He gave up cycling, and opened a sewing maching and cycle repair shop near the station in Ninove, which Théo Beeckman must have known intimately well. René had been left with horrible facial injuries, which affected his ability to breathe for the rest of his life, though not so badly that in 1940 he couldn’t grab a bike and ride thousands of miles to France to escape the Germans who were in Ninove for the second time in his life. But this is a photo which dates back to the before the first war, when he was a young man with a great future ahead of him. It was never to be.
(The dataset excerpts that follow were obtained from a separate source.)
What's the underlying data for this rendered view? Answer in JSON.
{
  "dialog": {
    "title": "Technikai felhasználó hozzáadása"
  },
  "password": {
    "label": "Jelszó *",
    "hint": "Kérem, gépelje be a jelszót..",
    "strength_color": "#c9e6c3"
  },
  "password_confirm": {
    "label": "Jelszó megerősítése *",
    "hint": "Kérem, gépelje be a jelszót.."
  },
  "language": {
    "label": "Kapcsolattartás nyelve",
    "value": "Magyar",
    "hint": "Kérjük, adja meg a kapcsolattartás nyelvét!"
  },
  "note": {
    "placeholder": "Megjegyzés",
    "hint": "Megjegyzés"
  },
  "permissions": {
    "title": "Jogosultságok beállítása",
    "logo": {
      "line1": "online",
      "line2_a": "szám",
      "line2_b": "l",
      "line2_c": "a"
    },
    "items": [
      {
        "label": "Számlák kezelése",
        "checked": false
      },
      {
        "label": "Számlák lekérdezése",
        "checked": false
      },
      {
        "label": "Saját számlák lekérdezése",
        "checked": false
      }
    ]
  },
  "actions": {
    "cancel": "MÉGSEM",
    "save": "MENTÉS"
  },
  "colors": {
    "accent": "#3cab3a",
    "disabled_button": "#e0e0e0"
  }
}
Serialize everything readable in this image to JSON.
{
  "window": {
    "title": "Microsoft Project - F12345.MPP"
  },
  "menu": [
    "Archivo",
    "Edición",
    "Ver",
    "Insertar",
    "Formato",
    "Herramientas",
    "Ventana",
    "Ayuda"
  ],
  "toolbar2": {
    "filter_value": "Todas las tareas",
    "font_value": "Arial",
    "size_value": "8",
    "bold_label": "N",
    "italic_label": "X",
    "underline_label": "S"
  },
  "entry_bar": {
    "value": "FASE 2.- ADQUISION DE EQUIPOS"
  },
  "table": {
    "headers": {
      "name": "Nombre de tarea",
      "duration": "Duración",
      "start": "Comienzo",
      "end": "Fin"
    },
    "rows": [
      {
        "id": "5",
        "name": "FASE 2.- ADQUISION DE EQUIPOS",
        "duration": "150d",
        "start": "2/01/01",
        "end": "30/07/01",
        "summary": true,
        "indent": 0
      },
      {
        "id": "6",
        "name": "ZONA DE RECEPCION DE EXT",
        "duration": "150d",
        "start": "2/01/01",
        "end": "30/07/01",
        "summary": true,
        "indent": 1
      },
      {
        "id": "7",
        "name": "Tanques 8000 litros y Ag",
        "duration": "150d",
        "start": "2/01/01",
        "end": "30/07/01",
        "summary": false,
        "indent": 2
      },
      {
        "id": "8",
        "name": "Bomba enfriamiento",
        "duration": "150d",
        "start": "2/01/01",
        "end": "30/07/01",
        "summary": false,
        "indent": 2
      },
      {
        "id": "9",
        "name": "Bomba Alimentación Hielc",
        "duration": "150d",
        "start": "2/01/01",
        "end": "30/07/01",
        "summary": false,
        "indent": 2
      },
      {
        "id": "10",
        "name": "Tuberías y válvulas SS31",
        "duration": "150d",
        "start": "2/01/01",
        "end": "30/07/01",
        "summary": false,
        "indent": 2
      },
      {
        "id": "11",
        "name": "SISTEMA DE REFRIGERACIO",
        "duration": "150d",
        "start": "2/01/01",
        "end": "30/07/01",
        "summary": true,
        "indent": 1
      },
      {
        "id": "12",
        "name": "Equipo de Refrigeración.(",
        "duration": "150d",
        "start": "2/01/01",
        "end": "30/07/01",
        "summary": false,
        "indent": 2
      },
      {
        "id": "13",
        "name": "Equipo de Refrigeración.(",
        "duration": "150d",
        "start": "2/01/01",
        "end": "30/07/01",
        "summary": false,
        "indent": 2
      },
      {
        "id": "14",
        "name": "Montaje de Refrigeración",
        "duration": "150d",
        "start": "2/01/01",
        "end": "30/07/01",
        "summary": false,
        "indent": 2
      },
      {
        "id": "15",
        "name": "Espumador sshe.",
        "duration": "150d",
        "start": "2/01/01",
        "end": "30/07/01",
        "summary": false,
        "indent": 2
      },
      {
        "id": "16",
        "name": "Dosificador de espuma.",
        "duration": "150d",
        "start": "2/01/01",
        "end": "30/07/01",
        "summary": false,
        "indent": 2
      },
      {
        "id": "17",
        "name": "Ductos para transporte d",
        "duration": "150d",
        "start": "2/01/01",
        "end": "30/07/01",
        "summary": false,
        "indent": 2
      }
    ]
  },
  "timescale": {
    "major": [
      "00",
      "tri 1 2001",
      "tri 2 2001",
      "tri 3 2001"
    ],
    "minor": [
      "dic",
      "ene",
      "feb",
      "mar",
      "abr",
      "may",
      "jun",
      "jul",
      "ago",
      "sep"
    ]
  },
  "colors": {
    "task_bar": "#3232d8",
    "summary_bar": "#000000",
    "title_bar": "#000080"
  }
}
Fleeing the Germans in 1944, he left behind his wife and children, one of whom was Hilda. Hilda helped out in the shop in occupied Ninove and then joined the resistance. She was arrested by the Germans on one occasion, but still smuggled messages on scrunched up pieces of paper hidden in her hair. No one knows any more quite what else she did as she took her past service with her to the grave many years later, in her new home on the Wirral.
After the war, she married Kenneth Guest (Viv’s dad). René was back, and at Hilda’s side at the reception in Ninove. The couple honeymooned in Antwerp before heading for a new life in Birkenhead, where Viv was born. But Belgium was always in her blood.
Viv showed me her parents’ war medals. Ken had a fair few from his war years, and Hilda had two from Belgium, documenting her contribution to the resistance. After Hilda died, Viv found two letters stuffed away in her belongings – one signed by Dwight Eisenhower, and the other by General Montgomery, thanking her for her service.
I sat with Viv in her cosy flat on the Wirral as a November afternoon drew in outside. She has only recently relinquished ownership of a shop the family ran, Hilda included. She tells me that there were times when they had to scrub swastika graffiti off the wall, because some locals had mistaken Hilda’s accent for German.
I don’t know what conclusions to reach about any of this. Suffice perhaps to say that it only takes a spark to start a chain reaction. That little film has connected me with so many people and places. With stories never told, or hidden from view.
Later that day, I tell Michel that Wim and Thérèse had been in La Roche Bernard. He tells me in no uncertain terms that the “next time they come to LRB (as he calls it), they will be afforded a VIP welcome.” And I believe him.
I never expected to end up in Birkenhead when I started out on this. But I was. And I was glad to be there, and also in Ninove at the same time. A magic trick.